I’ve always enjoyed fall. Not because of the burnished and bronze treetops or the soft comfort of an old sweater or for the ubiquity of football. Definitely not for the football.
Rather, I am incredibly buoyant during the early fall months, inspired by the season’s warmth and currents of change. Perhaps it’s trace enthusiasm for the first days of school. It might be my practice of renewal during my Libra days. Or, maybe, I have ancient agrarian roots still eager about the harvest. Yeah, maybe.
Whatever the source, I am aware of the conversion taking place. My stroll is more purposeful against the retreating grass. The days approach more urgently as my calendar is layered with more meetings and appointments. I am meditative about possibilities and metamorphosis and preparing for harsher winds to come.
I carry this thoughtful quiet with me into the café this morning. The restaurant is filled with guests. I take a deep breath and steel myself. High voltage energy will require an extra effort from me today.
As is my usual rhythm, I take a seat to watch the room. After 20 minutes, longer than usual, I realize my calm has been absorbed into the low hum of the room. I’m unaccustomed to early mornings in the hotel. At once, I am started and soothed by the stillness among this restaurant full of people. The servers smile and pass swiftly with plates of food. A large table is holding a breakfast social in the back. A trio of guests lightly lob orders over the counter for made-to-order breakfast sandwiches. A woman sitting alone uses her forearm to pin down a paperback book beside a plate of eggs. The space is active and still … still.
I move into the lobby lounge and find more morning mediation in motion: newspapers fan open and closed like rustling butterflies, revealing only glimpses of the people behind them; tall cups of coffee dot the table-scape of the room; no one is making eye contact; no one seems to be aware of the person beside them.
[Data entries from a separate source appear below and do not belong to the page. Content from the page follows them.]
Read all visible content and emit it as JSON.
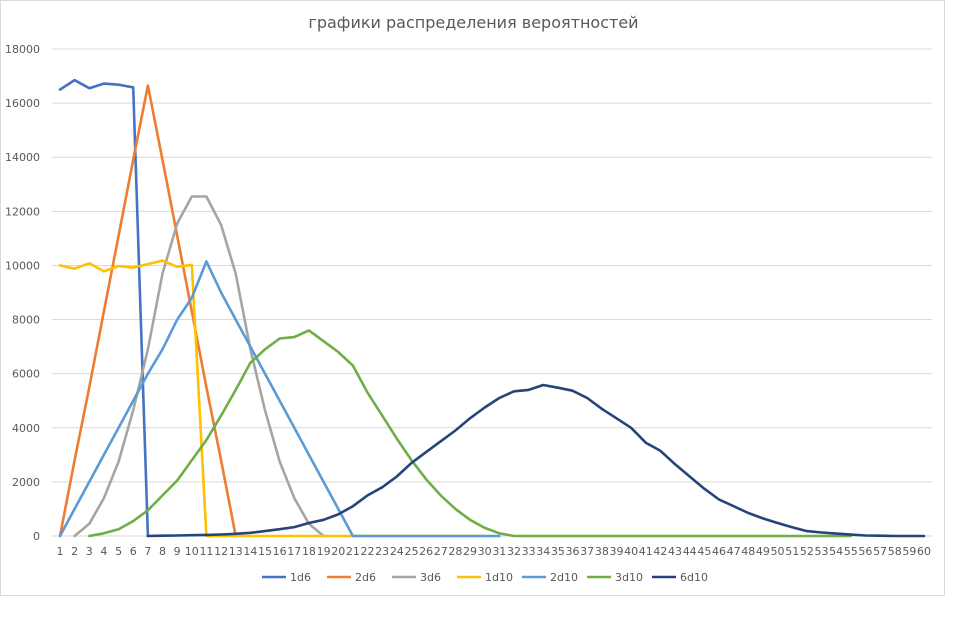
{
  "chart_data": {
    "type": "line",
    "title": "графики распределения вероятностей",
    "xlabel": "",
    "ylabel": "",
    "ylim": [
      0,
      18000
    ],
    "yticks": [
      0,
      2000,
      4000,
      6000,
      8000,
      10000,
      12000,
      14000,
      16000,
      18000
    ],
    "grid": true,
    "legend_position": "bottom",
    "x": [
      1,
      2,
      3,
      4,
      5,
      6,
      7,
      8,
      9,
      10,
      11,
      12,
      13,
      14,
      15,
      16,
      17,
      18,
      19,
      20,
      21,
      22,
      23,
      24,
      25,
      26,
      27,
      28,
      29,
      30,
      31,
      32,
      33,
      34,
      35,
      36,
      37,
      38,
      39,
      40,
      41,
      42,
      43,
      44,
      45,
      46,
      47,
      48,
      49,
      50,
      51,
      52,
      53,
      54,
      55,
      56,
      57,
      58,
      59,
      60
    ],
    "series": [
      {
        "name": "1d6",
        "color": "#4472c4",
        "values": [
          16500,
          16850,
          16550,
          16720,
          16680,
          16580,
          0,
          null,
          null,
          null,
          null,
          null,
          null,
          null,
          null,
          null,
          null,
          null,
          null,
          null,
          null,
          null,
          null,
          null,
          null,
          null,
          null,
          null,
          null,
          null,
          null,
          null,
          null,
          null,
          null,
          null,
          null,
          null,
          null,
          null,
          null,
          null,
          null,
          null,
          null,
          null,
          null,
          null,
          null,
          null,
          null,
          null,
          null,
          null,
          null,
          null,
          null,
          null,
          null,
          null
        ]
      },
      {
        "name": "2d6",
        "color": "#ed7d31",
        "values": [
          0,
          2800,
          5500,
          8300,
          11100,
          13900,
          16650,
          13900,
          11100,
          8300,
          5500,
          2800,
          0,
          null,
          null,
          null,
          null,
          null,
          null,
          null,
          null,
          null,
          null,
          null,
          null,
          null,
          null,
          null,
          null,
          null,
          null,
          null,
          null,
          null,
          null,
          null,
          null,
          null,
          null,
          null,
          null,
          null,
          null,
          null,
          null,
          null,
          null,
          null,
          null,
          null,
          null,
          null,
          null,
          null,
          null,
          null,
          null,
          null,
          null,
          null
        ]
      },
      {
        "name": "3d6",
        "color": "#a5a5a5",
        "values": [
          null,
          0,
          450,
          1400,
          2750,
          4650,
          6900,
          9700,
          11550,
          12550,
          12550,
          11500,
          9700,
          6900,
          4650,
          2750,
          1400,
          450,
          0,
          null,
          null,
          null,
          null,
          null,
          null,
          null,
          null,
          null,
          null,
          null,
          null,
          null,
          null,
          null,
          null,
          null,
          null,
          null,
          null,
          null,
          null,
          null,
          null,
          null,
          null,
          null,
          null,
          null,
          null,
          null,
          null,
          null,
          null,
          null,
          null,
          null,
          null,
          null,
          null,
          null
        ]
      },
      {
        "name": "1d10",
        "color": "#ffc000",
        "values": [
          10000,
          9880,
          10080,
          9780,
          9980,
          9920,
          10050,
          10180,
          9950,
          10020,
          0,
          0,
          0,
          0,
          0,
          0,
          0,
          0,
          0,
          0,
          0,
          0,
          0,
          0,
          0,
          0,
          0,
          0,
          0,
          0,
          null,
          null,
          null,
          null,
          null,
          null,
          null,
          null,
          null,
          null,
          null,
          null,
          null,
          null,
          null,
          null,
          null,
          null,
          null,
          null,
          null,
          null,
          null,
          null,
          null,
          null,
          null,
          null,
          null,
          null
        ]
      },
      {
        "name": "2d10",
        "color": "#5b9bd5",
        "values": [
          0,
          1000,
          2000,
          3000,
          4000,
          5000,
          6000,
          6900,
          8000,
          8800,
          10150,
          9000,
          8000,
          7000,
          6000,
          5000,
          4000,
          3000,
          2000,
          1000,
          0,
          0,
          0,
          0,
          0,
          0,
          0,
          0,
          0,
          0,
          0,
          null,
          null,
          null,
          null,
          null,
          null,
          null,
          null,
          null,
          null,
          null,
          null,
          null,
          null,
          null,
          null,
          null,
          null,
          null,
          null,
          null,
          null,
          null,
          null,
          null,
          null,
          null,
          null,
          null
        ]
      },
      {
        "name": "3d10",
        "color": "#70ad47",
        "values": [
          null,
          null,
          0,
          100,
          250,
          550,
          950,
          1500,
          2050,
          2800,
          3550,
          4450,
          5400,
          6400,
          6900,
          7300,
          7350,
          7600,
          7200,
          6800,
          6300,
          5300,
          4450,
          3600,
          2800,
          2100,
          1500,
          1000,
          600,
          300,
          100,
          0,
          0,
          0,
          0,
          0,
          0,
          0,
          0,
          0,
          0,
          0,
          0,
          0,
          0,
          0,
          0,
          0,
          0,
          0,
          0,
          0,
          0,
          0,
          0,
          null,
          null,
          null,
          null,
          null
        ]
      },
      {
        "name": "6d10",
        "color": "#264478",
        "values": [
          null,
          null,
          null,
          null,
          null,
          null,
          0,
          10,
          20,
          30,
          40,
          55,
          80,
          120,
          180,
          250,
          330,
          480,
          600,
          800,
          1100,
          1500,
          1800,
          2200,
          2700,
          3100,
          3500,
          3900,
          4350,
          4750,
          5100,
          5350,
          5400,
          5580,
          5480,
          5370,
          5100,
          4700,
          4350,
          4000,
          3450,
          3150,
          2650,
          2200,
          1750,
          1350,
          1100,
          850,
          650,
          480,
          320,
          180,
          130,
          90,
          50,
          20,
          10,
          0,
          0,
          0
        ]
      }
    ]
  }
}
Everyone carefully packing and unpacking their ideas and plans for the day.
Although I’m pulled from my own thoughts, having begun to imagine the stories seated at each of these tables, I am loathe to interrupt anyone. Not even the few tables with pairs of people talking in animated whispers. Not even them. Not this morning. This morning feels sacred somehow, as guests scroll through their smart phones, scribble into notepads, consult their watches, and wait.
The quiet will end soon.
A man sitting on a lobby couch folds his paper and stands. He’s a tall, stocky guy, I’d guess in his mid 50s, dressed in jeans and a Raiders long-sleeve shirt. He tucks the newspaper into a pocket of his roller bag and guides his luggage out of the lobby lounge.
I step back over to the café side and nearly collide with a conga line of guests leaving their large table meeting. New diners are arriving in twos, some with matching padfolios and some with matching wedding rings.
The quiet. It will end.
A woman races in, arms weighted with bags and folders and gadgets. She rattles off a breakfast order, bounces from foot to foot while the barista and cook prepare, pays for her to go meal and flies out again.
The quiet has gone. In a matter of minutes, the vibration of the cafe has changed to a heightened frequency and the new guests are arriving with intention.
I am still in a space of contemplation, however, and would like to hover here a bit longer. Perhaps this is what endears me to Fall, a sense of being suspended inside the transition from summer to winter. Here, in this narrow window of days, transformation is the priority. Right now, inside this sliver of a harvest morning, it will be the promise of emerging possibilities to carry me through a gorgeous autumn day.